Association of added sugar intake with all-cause and cardiovascular disease mortality: a systematic review of cohort studies

Nutr Res Pract. 2022 May;16(Suppl 1):S21-S36. doi: 10.4162/nrp.2022.16.S1.S21. Epub 2022 Feb 17.


Background/objectives: The long-term health impacts of dietary sugar have begun to be reported. The committee on the 2020 Dietary Reference Intakes for Koreans for sugar intended to update the scientific evidence on the association of added sugar intake with health outcomes, including mortality. This study evaluated the evidence on the association of dietary sugar with the all-cause and cardiovascular disease mortality from cohort studies.

Subjects/methods: The PubMed and ScienceDirect databases were searched until July 2021. The search terms were based on multiple combinations of keywords, such as added sugar, beverage, and mortality, included in the title or abstract. Two authors independently assessed the eligibility criteria of study selection and extracted the information from each selected article for this systematic review.

Results: The literature search identified 276 articles. Seventeen cohort studies met the inclusion criteria and were included in this systematic review. This study extracted information on the cohort and participants, dietary assessment methods, exposure and its comparison groups, health outcomes, and risk measures.

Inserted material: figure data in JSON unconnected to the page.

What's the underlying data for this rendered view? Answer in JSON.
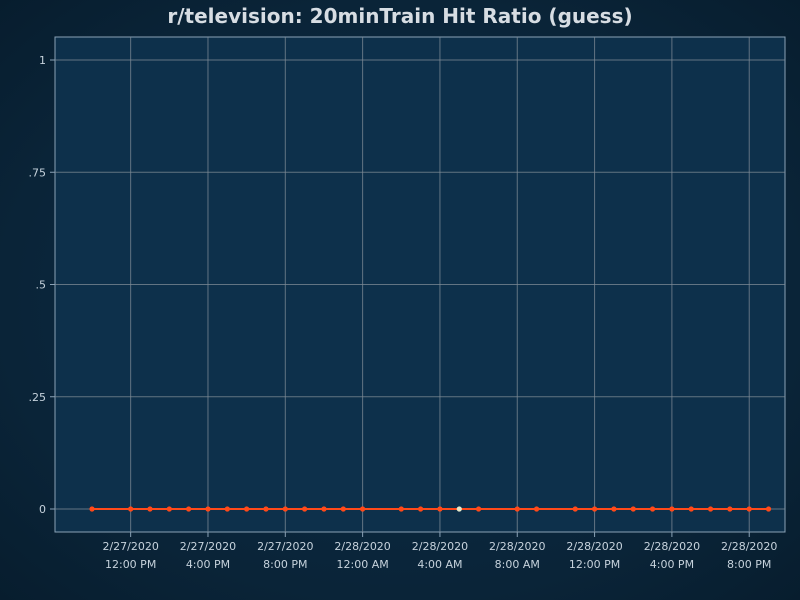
{
  "chart_data": {
    "type": "line",
    "title": "r/television: 20minTrain Hit Ratio (guess)",
    "xlabel": "",
    "ylabel": "",
    "ylim": [
      0,
      1
    ],
    "y_ticks": [
      "0",
      ".25",
      ".5",
      ".75",
      "1"
    ],
    "y_tick_values": [
      0,
      0.25,
      0.5,
      0.75,
      1
    ],
    "x_ticks": [
      {
        "date": "2/27/2020",
        "time": "12:00 PM",
        "hours": 12
      },
      {
        "date": "2/27/2020",
        "time": "4:00 PM",
        "hours": 16
      },
      {
        "date": "2/27/2020",
        "time": "8:00 PM",
        "hours": 20
      },
      {
        "date": "2/28/2020",
        "time": "12:00 AM",
        "hours": 24
      },
      {
        "date": "2/28/2020",
        "time": "4:00 AM",
        "hours": 28
      },
      {
        "date": "2/28/2020",
        "time": "8:00 AM",
        "hours": 32
      },
      {
        "date": "2/28/2020",
        "time": "12:00 PM",
        "hours": 36
      },
      {
        "date": "2/28/2020",
        "time": "4:00 PM",
        "hours": 40
      },
      {
        "date": "2/28/2020",
        "time": "8:00 PM",
        "hours": 44
      }
    ],
    "xlim_hours": [
      9,
      47
    ],
    "grid": true,
    "series": [
      {
        "color": "#ff4a1a",
        "points": [
          [
            10.0,
            0
          ],
          [
            12.0,
            0
          ],
          [
            13.0,
            0
          ],
          [
            14.0,
            0
          ],
          [
            15.0,
            0
          ],
          [
            16.0,
            0
          ],
          [
            17.0,
            0
          ],
          [
            18.0,
            0
          ],
          [
            19.0,
            0
          ],
          [
            20.0,
            0
          ],
          [
            21.0,
            0
          ],
          [
            22.0,
            0
          ],
          [
            23.0,
            0
          ],
          [
            24.0,
            0
          ],
          [
            26.0,
            0
          ],
          [
            27.0,
            0
          ],
          [
            28.0,
            0
          ],
          [
            29.0,
            0
          ],
          [
            30.0,
            0
          ],
          [
            32.0,
            0
          ],
          [
            33.0,
            0
          ],
          [
            35.0,
            0
          ],
          [
            36.0,
            0
          ],
          [
            37.0,
            0
          ],
          [
            38.0,
            0
          ],
          [
            39.0,
            0
          ],
          [
            40.0,
            0
          ],
          [
            41.0,
            0
          ],
          [
            42.0,
            0
          ],
          [
            43.0,
            0
          ],
          [
            44.0,
            0
          ],
          [
            45.0,
            0
          ]
        ],
        "highlight_x": 29.0,
        "highlight_color": "#e8e8c8"
      }
    ]
  }
}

Five articles reported added sugar intake, and 15 articles reported the food sources of the added sugar in the association with mortality. Increased mortality was observed in higher added sugar intake and a lower intake of less than 5% of energy, while higher discrepancies between gender, age groups, and countries were noted. In addition, nutritious sugary foods and beverages did not increase mortality.

Conclusions: A 'U' or 'J' shaped relationship between the added sugar intake and mortality was estimated. The observed discrepancy indicated the need for more evidence to establish the dose-response relationship for Koreans.

Keywords: Dietary sugars; mortality; sugar-sweetened beverages.